On The Backs of Waves is one of those books that delights in giving us multiple first person narratives to give us different views of the same events. That particularly helps with the characterization of Laurel. When Miles and Moriah first meet her serving as a nanny to a nearby family, she seems absolutely perfect. She is great with kids, has a very amiable personality, and it isn't too long before the Reed children hang out with their new neighbors and their nanny and the Reeds wish that she could be their nanny Instead. Once we get into Laurel's head, we learn that while her love for children is never in doubt, her obsessive preoccupation with her biological clock is a telltale sign that all is not well with this woman.
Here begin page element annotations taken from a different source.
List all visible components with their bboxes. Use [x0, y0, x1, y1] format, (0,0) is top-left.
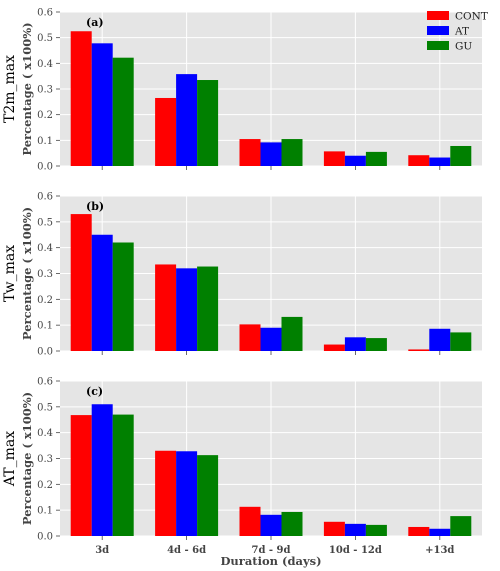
legend: CONT AT GU — [427, 11, 488, 53]
y-tick-label: 0.2 — [37, 295, 53, 306]
legend-label-gu: GU — [455, 41, 472, 53]
bar-gu-2 — [197, 80, 219, 166]
legend-swatch-at — [427, 26, 449, 35]
y-tick-label: 0.1 — [37, 136, 53, 147]
x-tick-label: 4d - 6d — [167, 545, 206, 556]
bar-at-4 — [344, 155, 366, 166]
bar-cont-4 — [323, 344, 345, 351]
bar-cont-3 — [239, 139, 261, 166]
bar-cont-3 — [239, 324, 261, 351]
legend-label-cont: CONT — [455, 11, 488, 23]
bar-gu-3 — [281, 139, 303, 166]
y-tick-label: 0.1 — [37, 506, 53, 517]
y-tick-label: 0.6 — [37, 8, 53, 19]
panel-label: (b) — [86, 200, 104, 213]
x-tick-label: +13d — [425, 545, 454, 556]
bar-at-5 — [429, 157, 451, 166]
y-tick-label: 0.2 — [37, 110, 53, 121]
bar-gu-3 — [281, 316, 303, 351]
bar-at-5 — [429, 328, 451, 351]
y-tick-label: 0.0 — [37, 162, 53, 173]
y-axis-title: AT_max — [2, 431, 18, 487]
bar-gu-5 — [450, 145, 472, 166]
bar-cont-5 — [408, 349, 430, 351]
y-tick-label: 0.0 — [37, 532, 53, 543]
y-tick-label: 0.3 — [37, 269, 53, 280]
y-tick-label: 0.6 — [37, 377, 53, 388]
legend-label-at: AT — [454, 26, 469, 38]
bar-at-1 — [91, 234, 113, 351]
bar-at-3 — [260, 514, 282, 536]
bar-cont-2 — [155, 97, 177, 166]
bar-cont-2 — [155, 264, 177, 351]
bar-gu-4 — [365, 524, 387, 536]
bar-at-3 — [260, 142, 282, 166]
y-tick-label: 0.2 — [37, 480, 53, 491]
y-axis-label: Percentage ( x100%) — [20, 392, 34, 525]
bar-cont-4 — [323, 151, 345, 166]
y-tick-label: 0.5 — [37, 217, 53, 228]
y-axis-label: Percentage ( x100%) — [20, 207, 34, 340]
bar-at-2 — [176, 268, 198, 351]
bar-gu-1 — [112, 57, 134, 166]
bar-cont-3 — [239, 506, 261, 536]
y-tick-label: 0.6 — [37, 192, 53, 203]
bar-cont-1 — [70, 31, 92, 166]
panel-label: (a) — [86, 16, 104, 29]
x-tick-label: 7d - 9d — [251, 545, 290, 556]
bar-at-5 — [429, 528, 451, 536]
bar-at-1 — [91, 404, 113, 536]
bar-gu-2 — [197, 455, 219, 536]
bar-at-3 — [260, 327, 282, 351]
bar-gu-1 — [112, 242, 134, 351]
bar-at-4 — [344, 523, 366, 536]
bar-cont-4 — [323, 521, 345, 536]
panel-2: 0.0 0.1 0.2 0.3 0.4 0.5 0.6 (b) Tw_max Percentage… — [2, 192, 482, 358]
bar-gu-3 — [281, 511, 303, 536]
bar-gu-5 — [450, 516, 472, 536]
y-tick-label: 0.1 — [37, 321, 53, 332]
bar-gu-4 — [365, 338, 387, 351]
bar-cont-1 — [70, 214, 92, 351]
y-axis-label: Percentage ( x100%) — [20, 22, 34, 155]
bar-gu-5 — [450, 332, 472, 351]
y-tick-label: 0.5 — [37, 33, 53, 44]
y-axis-title: Tw_max — [2, 245, 18, 302]
bar-at-2 — [176, 74, 198, 166]
x-tick-label: 10d - 12d — [329, 545, 382, 556]
bar-cont-5 — [408, 155, 430, 166]
y-tick-label: 0.4 — [37, 59, 53, 70]
legend-swatch-cont — [427, 11, 449, 20]
y-tick-label: 0.3 — [37, 85, 53, 96]
y-tick-label: 0.4 — [37, 428, 53, 439]
legend-swatch-gu — [427, 41, 449, 50]
y-tick-label: 0.5 — [37, 402, 53, 413]
panel-3: 0.0 0.1 0.2 0.3 0.4 0.5 0.6 (c) AT_max Percentage… — [2, 377, 482, 556]
bar-cont-1 — [70, 415, 92, 536]
y-tick-label: 0.4 — [37, 243, 53, 254]
panel-1: 0.0 0.1 0.2 0.3 0.4 0.5 0.6 (a) T2m_max Percentag… — [2, 8, 482, 173]
bar-gu-2 — [197, 266, 219, 351]
bar-cont-2 — [155, 450, 177, 536]
x-tick-label: 3d — [95, 545, 109, 556]
bar-at-2 — [176, 451, 198, 536]
panel-label: (c) — [86, 385, 103, 398]
y-tick-label: 0.0 — [37, 347, 53, 358]
y-tick-label: 0.3 — [37, 454, 53, 465]
x-axis-title: Duration (days) — [220, 554, 321, 568]
bar-gu-1 — [112, 414, 134, 536]
y-axis-title: T2m_max — [2, 55, 18, 123]
bar-at-1 — [91, 43, 113, 166]
bar-cont-5 — [408, 526, 430, 536]
bar-at-4 — [344, 337, 366, 351]
bar-gu-4 — [365, 151, 387, 166]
To be fair Kelly is brilliant in writing her characters, most notably Laurel. Certainly The Reeds are the definite victims. It's easy to feel for an anguished couple worried about their babies and Kelly makes their anxiety real and almost insurmountable. Zack and Luly are also very realistic. They have charming character traits like Luly's fascination with the book, Pippi Longstocking and Zack's love of Adventure Time, complete with pet rats named Finn and Jake. The kids go from loving Laurel and thinking of her as a second mother to becoming terrified of her and the situation that she puts them in. The actual abduction is suspenseful and chilling, particularly when Laurel uses some psychological mindgames to win the kids over to her side.
Laurel is a very captivating character. The Reader alternates between liking and understanding her to loathing her. On the one hand, she is masterful and manipulative to get others to side with her such as getting Virgil to go along with her extremely dangerous and highly illegal schemes. Then we see the lost soul that she is, particularly in the heartbreaking flashback when she suffered a near fatal miscarriage and a loveless relationship with an awful man. By the end of the book, we are as uncertain as the characters whether Laurel was a terrible manipulative person who deserves punishment or a sad woman who wanted what she couldn't have at any cost.
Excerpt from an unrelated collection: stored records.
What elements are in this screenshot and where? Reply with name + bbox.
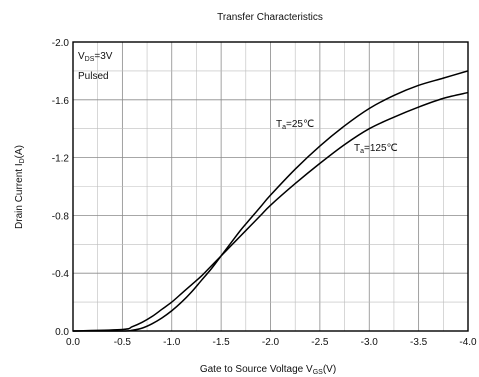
y-tick-label: -1.6 [52,96,70,107]
y-axis-label-main: Drain Current I [14,163,25,229]
x-tick-label: -0.5 [114,337,132,348]
grid-lines [73,42,468,331]
y-tick-label: 0.0 [55,327,69,338]
x-tick-label: 0.0 [66,337,80,348]
x-tick-label: -3.0 [361,337,379,348]
x-axis-label-sub: GS [313,369,323,376]
y-tick-label: -2.0 [52,38,70,49]
x-tick-label: -2.5 [311,337,329,348]
condition-label: VDS=3V [78,51,113,63]
y-axis-label-sub: D [19,158,26,163]
x-tick-labels: 0.0 -0.5 -1.0 -1.5 -2.0 -2.5 -3.0 -3.5 -4.0 [66,337,477,348]
x-tick-label: -2.0 [262,337,280,348]
condition-label: Pulsed [78,71,109,82]
plot-frame [72,41,469,332]
y-tick-labels: 0.0 -0.4 -0.8 -1.2 -1.6 -2.0 [52,38,70,338]
series-label: Ta=125℃ [354,143,398,155]
series-label: Ta=25℃ [276,119,314,131]
series-line-125c [72,91,469,332]
x-axis-label: Gate to Source Voltage VGS(V) [200,364,336,376]
x-tick-label: -4.0 [459,337,477,348]
x-tick-label: -1.5 [213,337,231,348]
series-lines [72,70,469,332]
y-tick-label: -0.8 [52,211,70,222]
test-conditions: VDS=3V Pulsed [78,51,113,82]
series-labels: Ta=25℃ Ta=125℃ [276,119,398,155]
x-axis-label-unit: (V) [323,364,336,375]
y-tick-label: -1.2 [52,154,70,165]
chart-title: Transfer Characteristics [217,12,323,23]
y-axis-label-unit: (A) [14,145,25,158]
x-axis-label-main: Gate to Source Voltage V [200,364,313,375]
series-line-25c [72,70,469,332]
x-tick-label: -3.5 [410,337,428,348]
x-tick-label: -1.0 [163,337,181,348]
y-tick-label: -0.4 [52,269,70,280]
y-axis-label: Drain Current ID(A) [14,145,26,229]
There is also plenty of water imagery which adds to the near eascapism in summer reading. Laurel takes the kids sailing and there are plenty of delightful moments of smooth seas and scenic lakefronts. There is also tension when Laurel and the kid's sail to another country as the waters become rougher and more foreboding. The water becomes almost a symbol of the tension between Laurel and The Reeds, calm and idyllic when Laurel acts like the perfect nanny, a Mary Poppins of the 21st century, then storm ridden and catastrophic the more dangerous her motives and actions become.
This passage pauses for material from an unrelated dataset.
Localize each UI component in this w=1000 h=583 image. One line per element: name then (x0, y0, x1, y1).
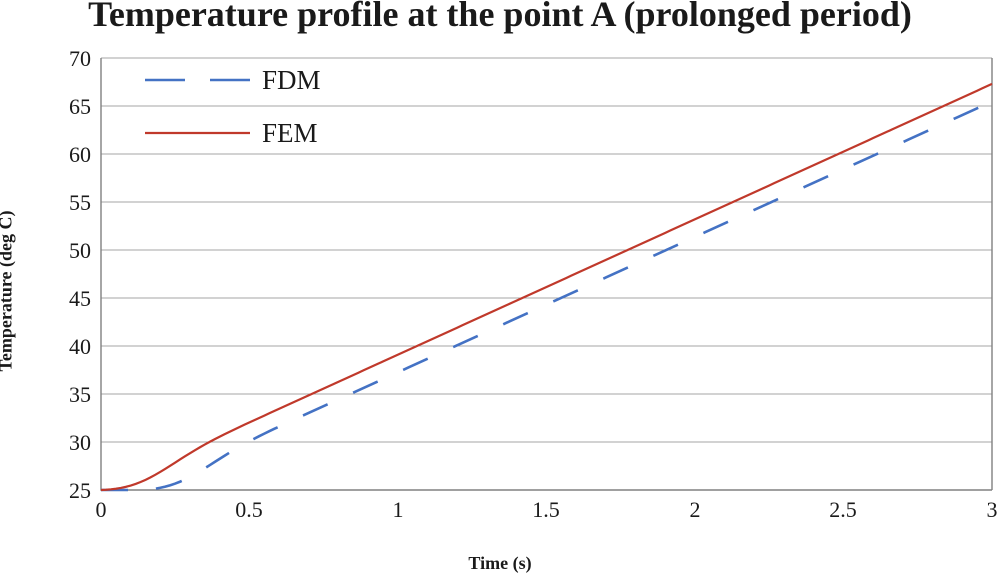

There are some issues in this book that keep it from being a perfect storm of reading. It stretches credibility a bit that Miles and Moriah would not do a better job of checking for references, beyond her last job. In this day of social media, that is a huge dangling plot hole.
Another is Miles's cyber affair with a former colleague. It is an unnecessary development that ends up abruptly. It seems to serve no purpose, but as a red herring.
I would hardly call On The Backs of Waves smooth sailing, but there are no rough waters ahead. Instead, I will say be prepared for fair but at times choppy waters.